Ceci s’explique par la dégradation du couvert pailleux qui provoque une forte augmentation de l’activité métabolique. Comme la minéralisation de 100 g de carbone crée une demande d’environ 4 g d’azote, les microorganismes peuvent rapidement consommer l’azote disponible dans le milieu, créant une pénurie d’azote pour les céleris. Dans les prochaines années, cette problématique devrait s’atténuer car la minéralisation de la matière organique des années précédentes devrait augmenter la disponibilité en azote dans le sol.

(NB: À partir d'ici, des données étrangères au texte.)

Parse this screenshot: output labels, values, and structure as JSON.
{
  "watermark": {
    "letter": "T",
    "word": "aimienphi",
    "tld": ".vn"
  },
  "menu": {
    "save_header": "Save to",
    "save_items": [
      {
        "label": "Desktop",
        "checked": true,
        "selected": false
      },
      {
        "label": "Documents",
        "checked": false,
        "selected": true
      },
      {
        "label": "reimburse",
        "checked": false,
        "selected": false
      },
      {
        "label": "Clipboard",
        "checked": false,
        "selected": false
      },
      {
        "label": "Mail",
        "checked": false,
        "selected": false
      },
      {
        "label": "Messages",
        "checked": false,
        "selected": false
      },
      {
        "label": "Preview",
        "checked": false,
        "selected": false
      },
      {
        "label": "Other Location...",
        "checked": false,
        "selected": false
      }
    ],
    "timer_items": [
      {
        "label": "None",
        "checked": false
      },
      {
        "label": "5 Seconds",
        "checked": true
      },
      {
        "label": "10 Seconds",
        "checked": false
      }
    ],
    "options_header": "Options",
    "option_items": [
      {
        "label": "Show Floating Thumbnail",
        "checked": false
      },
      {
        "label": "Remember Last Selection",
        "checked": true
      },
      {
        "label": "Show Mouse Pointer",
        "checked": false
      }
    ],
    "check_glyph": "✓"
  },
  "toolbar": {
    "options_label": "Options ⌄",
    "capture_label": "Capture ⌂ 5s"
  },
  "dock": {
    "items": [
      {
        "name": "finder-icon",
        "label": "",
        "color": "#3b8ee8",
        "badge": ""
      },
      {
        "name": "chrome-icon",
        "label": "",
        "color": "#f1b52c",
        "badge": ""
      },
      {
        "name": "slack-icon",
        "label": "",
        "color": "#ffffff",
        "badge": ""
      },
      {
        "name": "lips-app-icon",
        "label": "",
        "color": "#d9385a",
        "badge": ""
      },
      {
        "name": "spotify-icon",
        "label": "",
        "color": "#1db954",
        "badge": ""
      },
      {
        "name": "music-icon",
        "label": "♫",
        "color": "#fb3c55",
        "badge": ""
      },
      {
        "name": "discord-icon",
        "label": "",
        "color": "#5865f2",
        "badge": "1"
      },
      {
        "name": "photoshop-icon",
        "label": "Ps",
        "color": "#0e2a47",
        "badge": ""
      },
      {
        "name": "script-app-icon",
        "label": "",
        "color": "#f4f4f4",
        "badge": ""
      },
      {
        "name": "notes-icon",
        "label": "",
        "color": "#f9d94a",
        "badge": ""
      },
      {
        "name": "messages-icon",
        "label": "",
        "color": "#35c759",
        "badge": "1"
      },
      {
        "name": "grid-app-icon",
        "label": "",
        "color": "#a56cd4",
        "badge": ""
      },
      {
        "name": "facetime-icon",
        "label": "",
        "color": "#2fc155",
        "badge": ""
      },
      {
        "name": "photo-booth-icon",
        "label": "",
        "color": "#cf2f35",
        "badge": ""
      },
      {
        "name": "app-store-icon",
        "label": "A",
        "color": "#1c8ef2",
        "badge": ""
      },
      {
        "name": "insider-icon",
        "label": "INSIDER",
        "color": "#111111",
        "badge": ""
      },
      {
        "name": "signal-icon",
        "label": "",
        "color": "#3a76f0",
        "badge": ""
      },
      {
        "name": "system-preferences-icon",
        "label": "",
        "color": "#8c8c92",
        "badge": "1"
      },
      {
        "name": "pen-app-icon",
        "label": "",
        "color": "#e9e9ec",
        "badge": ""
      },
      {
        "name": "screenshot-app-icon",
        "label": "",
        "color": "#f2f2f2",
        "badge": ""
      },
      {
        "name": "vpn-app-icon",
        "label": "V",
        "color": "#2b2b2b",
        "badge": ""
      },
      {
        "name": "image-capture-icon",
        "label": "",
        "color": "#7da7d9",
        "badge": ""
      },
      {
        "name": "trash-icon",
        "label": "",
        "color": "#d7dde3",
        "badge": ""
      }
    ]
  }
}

Pour gérer l’enherbement après plantation, un désherbage manuel suivi d’un paillage sur le rang a été effectué un mois après plantation. Ce seul désherbage (3,5 heures pour 1 000 m²) a permis de maintenir la culture de céleri propre.

En revanche, un problème majeur est apparu sous le couvert : des rongeurs ont pénalisé le développement des
céleris et ont fini par endommager fortement la récolte.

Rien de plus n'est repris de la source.